I’ll admit that until just a few days ago I was absolutely positive that nothing could beat the juggernaut that is David Fincher’s The Social Network on Oscar night. Well, now everything’s a little less definite. Tom Hooper’s win for The King’s Speech at the Director’s Guild Awards and the cast’s win at the Screen Actors Guild Awards (remarkable for such a relatively small group of actors) is causing everyone to rethink who the front runner for Best Picture is. Cinematical spells it out better than I can.
So who will win? It’s funny, because I always find it difficult to pick who I think should win in any category. I spend so much time wondering who will win that I rarely consider who I think should win. That’s partly because I unfortunately have rarely seen all the nominees, so I feel bad choosing any one nominee when I haven’t witnessed them all. It’s also partly because the choices are often so different, especially in the Best Picture category, that it is difficult to decide which is “better.” I know that’s what the Oscars are all about, but I think that it is often a very subjective decision. I often have favorites going into it, films which strongly affected me or which I immediately decided I would watch many more times. The Lord of the Rings: The Return of the King was the first of these for me. I was obsessed with the trilogy, and the film’s clean sweep at the Oscars had me on the edge of my seat and screaming at the television. Slumdog Millionaire was another instance of a film I was really rooting for. I wish I had one of those movies this year. The reason I don’t have one isn’t that there weren’t any worthy films. It’s because there were so many films which I believe are equally deserving and appeal to me in very different ways.
The Social Network and The King’s Speech, for example, were both great films, if you ask me, but they were also very different, so it’s difficult to pin down which was better. The Social Network is very American, very contemporary, very hip, very young. The King’s Speech is very British, very much a period piece, innovative but with a classic story, and about older characters. It’s really hard for me to choose which one is more deserving. I honestly cannot decide.
As far as which film the Oscars will choose, I can only base my choice on recent Oscar trends. The awards seem to recently be geared toward more hip, unorthodox films, as opposed to the period pieces and “serious” dramas which reigned in the early to mid nineties (Dances with Wolves, Schindler’s List, The English Patient, Titanic, Shakespeare in Love). For instance, a Coen brothers film (No Country for Old Men) won Best Picture. I wasn’t a big fan (I just didn’t get it), but that’s definitely a hipper choice than, say, Atonement, its competiton. Slumdog Millionaire (Hooray!) beat more conventional Oscar bait Benjamin Button (a David Fincher film, ironically) Frost/Nixon, and The Reader. And gritty, female-directed, intimate military drama The Hurt Locker beat out Avatar, which was probably considered the front runner for a while. Now, if Inglourious Basterds had won, the world might have been taken over by Tarantino-obsessed film hipsters, and the Oscars would never be the same. But you can still see that the Oscars are no longer this seemingly stuffy, pretentious awards show that only honors serious movies about older people decades ago. Hell, the show’s being hosted by James Franco and Anne Hathaway (the youngest host ever), for Christ’s sake! What I’m saying, in case you haven’t figured it out, is that I’m still pretty sure The Social Network will take home the gold, although I’m not as certain as I was a few weeks ago.

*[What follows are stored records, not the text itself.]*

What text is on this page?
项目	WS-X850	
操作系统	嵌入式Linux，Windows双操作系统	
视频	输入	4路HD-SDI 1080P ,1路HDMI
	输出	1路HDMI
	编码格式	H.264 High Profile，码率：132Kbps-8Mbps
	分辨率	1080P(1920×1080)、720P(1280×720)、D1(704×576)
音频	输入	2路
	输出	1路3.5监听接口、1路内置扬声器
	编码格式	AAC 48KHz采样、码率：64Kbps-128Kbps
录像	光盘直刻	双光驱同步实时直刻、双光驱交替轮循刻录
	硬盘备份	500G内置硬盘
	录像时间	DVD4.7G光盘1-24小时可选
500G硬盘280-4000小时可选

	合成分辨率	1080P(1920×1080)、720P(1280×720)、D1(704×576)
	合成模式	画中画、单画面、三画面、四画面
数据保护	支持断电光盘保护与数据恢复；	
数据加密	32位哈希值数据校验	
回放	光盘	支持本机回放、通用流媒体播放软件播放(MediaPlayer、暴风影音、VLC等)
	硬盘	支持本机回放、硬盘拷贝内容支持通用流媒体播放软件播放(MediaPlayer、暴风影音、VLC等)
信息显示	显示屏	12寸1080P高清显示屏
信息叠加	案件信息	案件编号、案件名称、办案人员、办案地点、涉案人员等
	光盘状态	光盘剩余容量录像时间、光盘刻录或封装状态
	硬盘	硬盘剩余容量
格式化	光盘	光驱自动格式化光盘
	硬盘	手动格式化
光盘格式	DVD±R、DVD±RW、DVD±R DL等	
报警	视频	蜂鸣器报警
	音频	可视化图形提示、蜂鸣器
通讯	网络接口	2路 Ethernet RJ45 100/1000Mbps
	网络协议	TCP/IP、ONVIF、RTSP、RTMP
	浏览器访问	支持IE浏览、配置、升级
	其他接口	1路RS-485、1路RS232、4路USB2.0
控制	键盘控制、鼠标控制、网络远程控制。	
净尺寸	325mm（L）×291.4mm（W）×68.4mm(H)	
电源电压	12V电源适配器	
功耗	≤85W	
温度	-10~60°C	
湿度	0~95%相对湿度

We shall see.
This also brings up an interesting question concerning the Oscars, and film in general, and a generational gap. Is this battle for Best Picture a generational battle? A fight over the future of film? A struggle between the old and the new, the old-fashioned and the hip? Ah, I’m being too dramatic. Right?
Just an aside: I was directed to this amusing site the other day. It’s called the Film School Thesis Statement Generator. You’re supposed to type in a film and it will give you an appropriate thesis around which to write a paper. Of course, these are randomly generated statements, but it’s funny how many films of I typed in resulted in sort-of-convincing thesis statements (“Through the use of implied depth-of-field, Jaws reminds the spectator of the post-war crisis of masculinity.” Hmm, that’s kind of spot-on.) As a Film Studies student, I’m familiar with these kinds of thesis statements, whether as a result of reading academic articles by intellectuals or struggling to form my own arguments for papers. Maybe it won’t be as funny to those who aren’t familiar with concepts like the male gaze or mise-en-scene, but I thought I’d share it. Maybe that should have been included in my previous film nerd post. Aw, who am I kidding, all my posts are nerdy.